Menoscabo republicano

|

Luis Riveros (columnista)Varias veces se ha referido el discurso de don Enrique Mc Iver en el Ateneo de Santiago pronunciado durante los primeros años del siglo XX. Decía el ilustre hombre público que “los chilenos no somos felices”; es decir, a pesar de un mayor progreso y de la sensación de un país que se expandía en forma significativa, había, según él, un sentimiento de pesar y de frustración que era evidente. Y ocurrieron protestas significativas para la época, en Santiago, Valparaíso e Iquique, sólo para mencionar las más importantes, las cuales reflejaban un malestar que a veces no tenía un foco definido y preciso, pero que ponía a la Nación bajo un designio de gran inestabilidad. Surgió el anarquismo como un movimiento contrario a la política tradicional, que cuestionaba todo y que ponía como argumento de fondo que el Estado debía ser reemplazado por otra organización distinta. No era una propuesta, era un lema que muchos seguían en el ambiente de decepción que muchos autores de la primera década del siglo recogieron con destreza narrativa. Y, según Mc Iver, el problema radicaba en una crisis moral de la República, consistente en que el Estado y sus organismos y funcionarios no respondían adecuadamente a las demandas ciudadanas, y a las expectativas formadas bajo el trasfondo de una sociedad en progreso del cual muchos se sentían excluidos.

Es notable como los inicios de este siglo XXI reproducen en forma parecida esos desarrollos de hace un siglo.
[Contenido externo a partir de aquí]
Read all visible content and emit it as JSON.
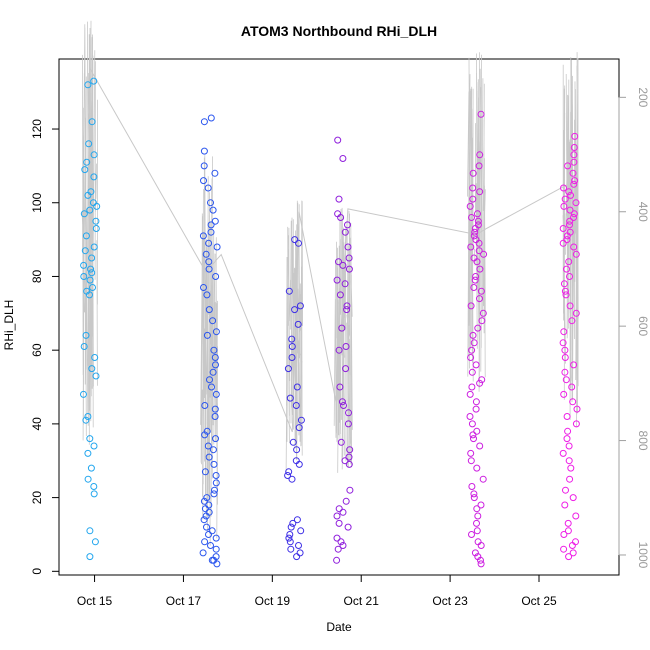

No exactamente en la misma forma y fondo, pero si con similitudes sorprendentes en cuanto al desencanto social, la protesta y el predominio de grupos asistémicos. Pero hay diferencias también innegables. Por un lado, nuestros gobiernos recientes fueron contumaces en destacar los logros, en ocultar las debilidades, y en enunciar que Chile sobresalía sin ninguna duda respecto a la Región, siendo observado con respeto por todo el mundo. Eso generó un anidado resentimiento por parte de quienes no se sentían incluidos en esos logros y que, por el contrario, se veían más afectados por altas expectativas y grandes deudas. El Estado, por otro lado, proveía pocos servicios satisfactorios hace un siglo atrás, pero ahora los rinde de manera muy insuficiente, especialmente en ámbitos cruciales como educación, salud y previsión, a pesar de contar con muchos más recursos comparativamente. También, el anarquismo que en la época pretérita se alojó en las universidades, ahora como un manifiesto izquierdista ya salido de ellas, ocupa lugares importantes en la esfera pública. Y lo más crucial: la población hoy día tiene más acceso a información sobre lo que sucede en el país, sobre las perspectivas en distintos ámbitos y, aunque dominada por severas limitantes en comprensión lectora, maneja más y mejor información que lo que existía hace un siglo.

Pero quizás la diferencia fundamental la hace la clase política que ha prevalecido en estos dos momentos del tiempo. Hace un siglo primaban liderazgos importantes y trascendentes, como era el caso del mismo Mc Iver que ocupó prominente cargos públicos. Los partidos políticos, que confluyeron más tarde en sendos pactos: la Unión Nacional y la Alianza Liberal, representaban corrientes de pensamiento, capaces de defender ideas y principios, y no ser solamente, como los actuales, clubes electorales en beneficio de sus miembros y adherentes ocasionales. El Parlamento era un lugar de desempeño para quienes querían servir al país y no exigían altas remuneraciones y gastos asociados, pero promovían un foro nacional de discusión de ideas y proyectos. Era un Parlamento dedicado a legislar y a crear iniciativas en beneficio del país, y no de ser simplemente un campo de siembra de un poderoso populismo- Había liderazgos firmes y claros, capaces de tomar decisiones en momentos cruciales, y no un gobierno lleno de incertidumbres y nulas decisiones trascendentales. El país salió delante de esos difíciles primeros 20 años del siglo gracias a una conducción política convincente y convencida, que se proyectaría al Chile que emergió luego de la gran crisis económica que explotó en 1929. Y ocurrió un cambio en la Constitución en 1925, generado por el impulso de la propia política nacional, que dio lugar a un cuerpo normativo que duró casi medio siglo.

¿Qué pasó que explica este cambio tan contundente en un siglo? Sin duda ha pasado la cuenta la ausencia durante décadas de educación cívica, la falta de mirada nacional y pública en la formación universitaria, la escasa influencia de las viejas escuelas partidarias hacia una generación puramente electoralista, centrada en generar mayor votación para así sustentar un mayor poder. Hemos ido perdiendo lo más trascendental de la vida ciudadana: el respeto por nosotros mismos. Cambiamos la crisis moral por una crisis consistente en el menoscabo de la República.